Les poncifs du shônen, on les connaît : un héros doté de facultés hors du commun, qui va peu à peu apprendre à les maîtriser face à des ennemis toujours plus redoutables, tout en s’entourant au fil de ses aventures d’alliés sans lesquels il lui serait impossible de progresser. Outre les thématiques récurrentes de passage à l’âge adulte et d’importance de l’entraide, une bonne partie du plaisir coupable du registre repose sur la découverte de pouvoirs de plus en plus impressionnants, de part et d’autre de la ligne de front, jusqu’à parfois basculer sans subtilité dans ce que j’aime à appeler du power porn. Si certains mangas et animes parviennent à s’illustrer véritablement tout en appliquant à la lettre cette recette, du fait par ailleurs de leur qualité d’écriture (Code Geass), de l’originalité de leur univers (Attack on Titan) ou de leur humour (Soul Eater), force est de constater qu’une certaine lassitude s’est emparée du genre.


C’est ici que One-Punch Man intervient : parfaitement conscient de ces lieux communs, il va se permettre de largement ironiser à leur sujet, à l’image de Kill la Kill qui avait sans trop de mal écrasé de son aura l’hiver 2013/2014. Il ne faudrait cependant pas oublier que ce que ces deux satires ont en commun est que, tout en lançant pique sur pique à l’égard des clichés du genre, elles se reposent malgré tout dessus, n’hésitant pas à les exploiter éhontément.
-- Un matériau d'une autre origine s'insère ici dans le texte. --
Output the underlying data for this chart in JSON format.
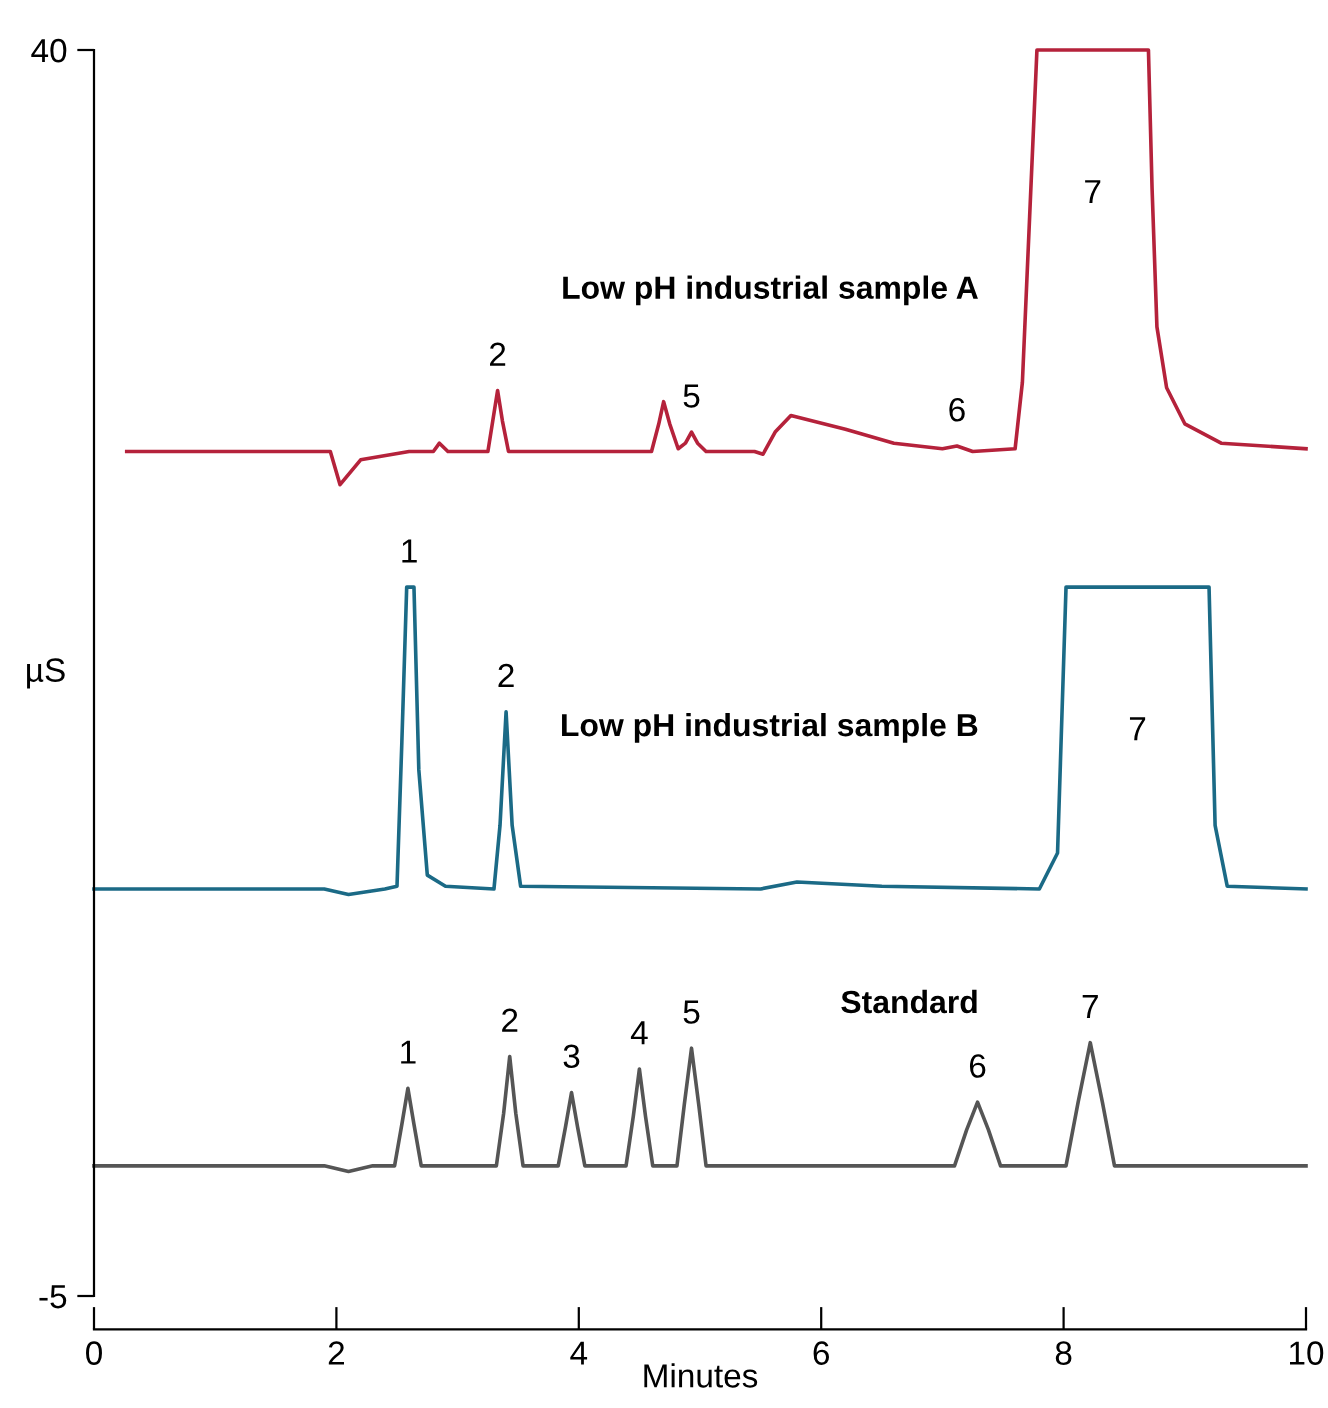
{
  "chart_data": {
    "type": "line",
    "xlabel": "Minutes",
    "ylabel": "µS",
    "xlim": [
      0,
      10
    ],
    "xticks": [
      0,
      2,
      4,
      6,
      8,
      10
    ],
    "ylim": [
      -5,
      40
    ],
    "yticks": [
      -5,
      40
    ],
    "grid": false,
    "legend": false,
    "marker": "none",
    "line_style": "solid",
    "series": [
      {
        "name": "Low pH industrial sample A",
        "color": "#b5223b",
        "x": [
          0.27,
          1.95,
          2.03,
          2.2,
          2.6,
          2.8,
          2.85,
          2.92,
          3.25,
          3.29,
          3.33,
          3.37,
          3.42,
          4.6,
          4.66,
          4.7,
          4.75,
          4.82,
          4.88,
          4.93,
          4.98,
          5.05,
          5.45,
          5.52,
          5.62,
          5.75,
          6.2,
          6.6,
          7.0,
          7.12,
          7.25,
          7.6,
          7.66,
          7.72,
          7.78,
          8.7,
          8.73,
          8.77,
          8.85,
          9.0,
          9.3,
          10
        ],
        "values": [
          25.5,
          25.5,
          24.3,
          25.2,
          25.5,
          25.5,
          25.8,
          25.5,
          25.5,
          26.6,
          27.7,
          26.6,
          25.5,
          25.5,
          26.5,
          27.3,
          26.5,
          25.6,
          25.8,
          26.2,
          25.8,
          25.5,
          25.5,
          25.4,
          26.2,
          26.8,
          26.3,
          25.8,
          25.6,
          25.7,
          25.5,
          25.6,
          28,
          34,
          40,
          40,
          35,
          30,
          27.8,
          26.5,
          25.8,
          25.6
        ]
      },
      {
        "name": "Low pH industrial sample B",
        "color": "#1b6a86",
        "x": [
          0,
          1.9,
          2.1,
          2.4,
          2.5,
          2.54,
          2.58,
          2.64,
          2.68,
          2.75,
          2.9,
          3.3,
          3.35,
          3.4,
          3.45,
          3.52,
          5.5,
          5.8,
          6.5,
          7.8,
          7.95,
          8.02,
          9.2,
          9.25,
          9.35,
          10
        ],
        "values": [
          9.7,
          9.7,
          9.5,
          9.7,
          9.8,
          15,
          20.6,
          20.6,
          14,
          10.2,
          9.8,
          9.7,
          12,
          16.1,
          12,
          9.8,
          9.7,
          9.95,
          9.8,
          9.7,
          11,
          20.6,
          20.6,
          12,
          9.8,
          9.7
        ]
      },
      {
        "name": "Standard",
        "color": "#555555",
        "x": [
          0,
          1.9,
          2.1,
          2.3,
          2.48,
          2.54,
          2.59,
          2.64,
          2.7,
          3.32,
          3.38,
          3.43,
          3.48,
          3.54,
          3.83,
          3.89,
          3.94,
          3.99,
          4.05,
          4.39,
          4.45,
          4.5,
          4.55,
          4.61,
          4.81,
          4.87,
          4.93,
          4.99,
          5.05,
          7.1,
          7.2,
          7.29,
          7.38,
          7.48,
          8.02,
          8.12,
          8.22,
          8.32,
          8.42,
          10
        ],
        "values": [
          -0.3,
          -0.3,
          -0.5,
          -0.3,
          -0.3,
          1.2,
          2.5,
          1.2,
          -0.3,
          -0.3,
          1.6,
          3.65,
          1.6,
          -0.3,
          -0.3,
          1.1,
          2.35,
          1.1,
          -0.3,
          -0.3,
          1.5,
          3.2,
          1.5,
          -0.3,
          -0.3,
          1.9,
          3.95,
          1.9,
          -0.3,
          -0.3,
          1.0,
          2.0,
          1.0,
          -0.3,
          -0.3,
          2.0,
          4.15,
          2.0,
          -0.3,
          -0.3
        ]
      }
    ],
    "annotations": [
      {
        "text": "2",
        "x": 3.33,
        "y": 27.7
      },
      {
        "text": "5",
        "x": 4.93,
        "y": 26.2
      },
      {
        "text": "6",
        "x": 7.12,
        "y": 25.7
      },
      "7",
      {
        "text": "1",
        "x": 2.6,
        "y": 20.6
      },
      {
        "text": "2",
        "x": 3.4,
        "y": 16.1
      },
      "7",
      {
        "text": "1",
        "x": 2.59,
        "y": 2.5
      },
      {
        "text": "2",
        "x": 3.43,
        "y": 3.65
      },
      {
        "text": "3",
        "x": 3.94,
        "y": 2.35
      },
      {
        "text": "4",
        "x": 4.5,
        "y": 3.2
      },
      {
        "text": "5",
        "x": 4.93,
        "y": 3.95
      },
      {
        "text": "6",
        "x": 7.29,
        "y": 2.0
      },
      {
        "text": "7",
        "x": 8.22,
        "y": 4.15
      }
    ]
  }
}
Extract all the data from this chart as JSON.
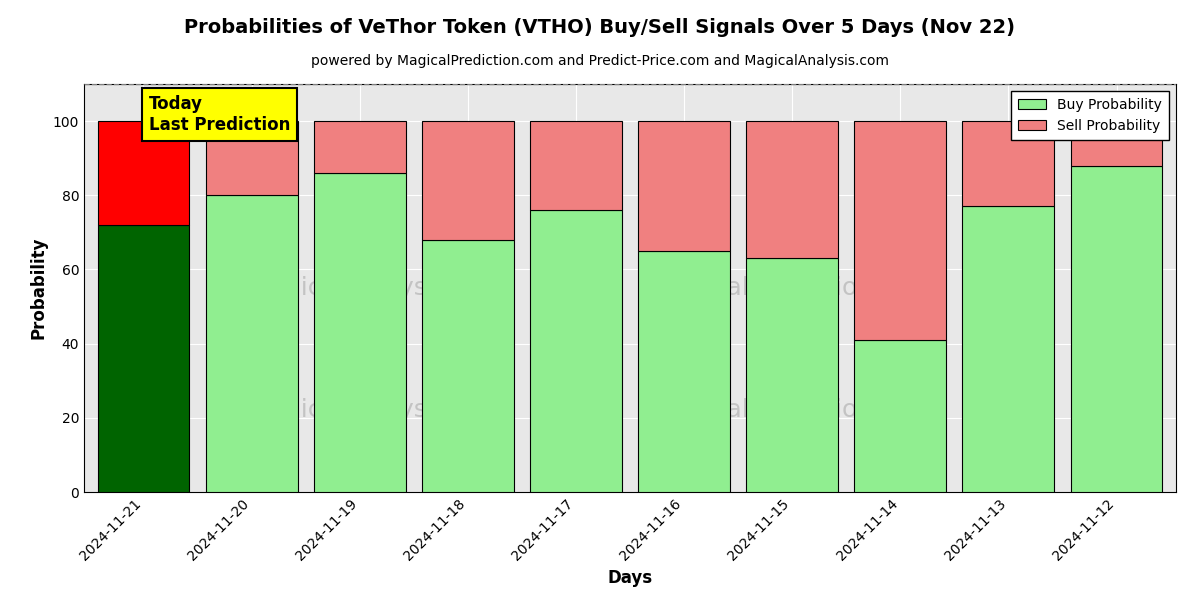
{
  "title": "Probabilities of VeThor Token (VTHO) Buy/Sell Signals Over 5 Days (Nov 22)",
  "subtitle": "powered by MagicalPrediction.com and Predict-Price.com and MagicalAnalysis.com",
  "xlabel": "Days",
  "ylabel": "Probability",
  "dates": [
    "2024-11-21",
    "2024-11-20",
    "2024-11-19",
    "2024-11-18",
    "2024-11-17",
    "2024-11-16",
    "2024-11-15",
    "2024-11-14",
    "2024-11-13",
    "2024-11-12"
  ],
  "buy_values": [
    72,
    80,
    86,
    68,
    76,
    65,
    63,
    41,
    77,
    88
  ],
  "sell_values": [
    28,
    20,
    14,
    32,
    24,
    35,
    37,
    59,
    23,
    12
  ],
  "today_buy_color": "#006400",
  "today_sell_color": "#ff0000",
  "other_buy_color": "#90ee90",
  "other_sell_color": "#f08080",
  "today_label_bg": "#ffff00",
  "today_label_text": "Today\nLast Prediction",
  "legend_buy_label": "Buy Probability",
  "legend_sell_label": "Sell Probability",
  "ylim": [
    0,
    110
  ],
  "yticks": [
    0,
    20,
    40,
    60,
    80,
    100
  ],
  "dashed_line_y": 110,
  "background_color": "#ffffff",
  "plot_bg_color": "#e8e8e8",
  "bar_edge_color": "#000000",
  "bar_width": 0.85
}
Ce degré de complaisance, extrêmement élevé dans Kill la Kill (ce qui, tout en faisant mon plus grand bonheur, avait eu pour effet secondaire de copieusement irriter Maratz), se retrouve en moindre mesure dans One-Punch Man… mais c’est peut-être précisément cette plus grande timidité qui empêche la série de vraiment décoller. En effet, s’il y avait dans les débordements surexcités de Kill la Kill une jouissance jubilatoire, One-Punch Man a un peu plus de peine à se démarquer du genre qu’il critique.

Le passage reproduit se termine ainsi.